С песней, шаго-ом…

Генерал Коломиец выслушал полковника Ульяшова, приказал: «Прохождение по ротам, с песней». — И указал головой на место в своей свите. Ульяшов руками и глазами передал полковнику Колесову, заму по боевой подготовке, что нужно делать. Тот понял.

Полк вновь подобрался, «это мы запросто, это мы сейчас…»

На исходную немедленно выдвинулась первая рота… С какой песней они пойдут, полковник не знал.

«Р-рота, прямо-о, марш!»

И сразу же за этим, нахальный молодой голос, громко вскричал:

Рота, подъём! Забрали куда-то прямо из военкомата, увезли в дали, автоматы в руки дали…

Хор голосов в строю мощно подхватил:

Ты прости, мама, что я был такой упрямый, но я служить должен…
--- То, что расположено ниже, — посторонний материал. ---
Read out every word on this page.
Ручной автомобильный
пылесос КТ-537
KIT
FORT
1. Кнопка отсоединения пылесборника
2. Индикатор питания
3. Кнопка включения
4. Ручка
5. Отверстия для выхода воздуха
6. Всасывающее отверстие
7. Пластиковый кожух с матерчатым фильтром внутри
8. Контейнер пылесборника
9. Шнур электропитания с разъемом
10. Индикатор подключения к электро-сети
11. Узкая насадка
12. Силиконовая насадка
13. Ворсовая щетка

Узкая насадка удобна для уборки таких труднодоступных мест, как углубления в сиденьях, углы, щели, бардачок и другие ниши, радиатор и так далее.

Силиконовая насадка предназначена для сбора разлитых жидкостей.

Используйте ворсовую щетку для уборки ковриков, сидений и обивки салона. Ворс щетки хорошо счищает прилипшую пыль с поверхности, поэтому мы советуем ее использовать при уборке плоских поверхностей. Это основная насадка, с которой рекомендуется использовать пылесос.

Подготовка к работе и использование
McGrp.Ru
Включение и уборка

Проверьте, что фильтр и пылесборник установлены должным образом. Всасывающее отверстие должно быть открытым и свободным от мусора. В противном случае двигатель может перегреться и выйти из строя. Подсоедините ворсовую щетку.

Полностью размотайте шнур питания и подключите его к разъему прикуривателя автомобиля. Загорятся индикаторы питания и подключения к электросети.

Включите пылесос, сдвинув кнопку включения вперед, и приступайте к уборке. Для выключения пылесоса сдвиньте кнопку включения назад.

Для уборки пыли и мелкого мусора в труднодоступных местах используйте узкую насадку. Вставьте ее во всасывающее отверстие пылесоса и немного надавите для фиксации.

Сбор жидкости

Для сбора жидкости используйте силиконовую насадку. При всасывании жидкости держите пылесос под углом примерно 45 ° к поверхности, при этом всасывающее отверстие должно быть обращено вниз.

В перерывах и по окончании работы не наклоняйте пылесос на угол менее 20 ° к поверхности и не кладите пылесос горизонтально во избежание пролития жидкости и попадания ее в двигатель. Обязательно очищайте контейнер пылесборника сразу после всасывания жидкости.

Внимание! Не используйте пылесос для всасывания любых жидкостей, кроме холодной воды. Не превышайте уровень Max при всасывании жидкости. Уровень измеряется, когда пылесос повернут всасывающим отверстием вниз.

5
Ульяшов испариной покрылся, поют про маму и телячьи нежности, но, оспаривая, в строю прозвучало мощно и утверждающе…

Так же как все… Паровоз умчится, прямо на границу, так что аты-баты, мы теперь солдаты…

— Вот, молодцы, аты-баты, здорово! — обернулся к Ульяшову генерал Коломиец. — Молодец, полковник, поздравляю. — Но руку пожал генералу Золотарёву. Золотарёв, неожиданно для всех, хвастливо заявил: «Это ещё не всё у нас. Да, Ульяшов?»

Ульяшов машинально кивнул головой: «Так точно!». Потом, стоя почти за спинами, гадал, что именно пообещал Золотарёв, о чём это он? Но спросить не мог, Золотарёв впереди стоял, Ульяшов, как и положено, чуть сзади и сбоку…

Паровоз умчится, прямо на границу. Будут провожать папы, мамы, сёстры, официальные лица Девушка придёт, скажет, всплакнёт, спросит: «куда ж ты, милок?»

Игриво вопрошал запевала, рота бодро, почти хулигански, отвечала ему, да всем:

А я буду служить в артиллерийских войсках. Я вернусь домой в медалях, в орденах. Я буду ходить в фуражке, в сапогах, Так же как все, Паровоз умчится, прямо на границу, так что аты-баты, мы теперь солдаты…

— Это «босоногий мальчишка» по телевизору поёт. Хорошо, стервец, про армию написал. Его песня. — По свойски толкнув Ульяшова плечом, с улыбкой заметил один из посредников, тот, что рядом с Ульяшовым всё время был, и бежал тоже…

— Ага, Агутин. — Угадал Ульяшов.

— Да-да, он. Я всё хотел запомнить, но… Слова спишешь, командир?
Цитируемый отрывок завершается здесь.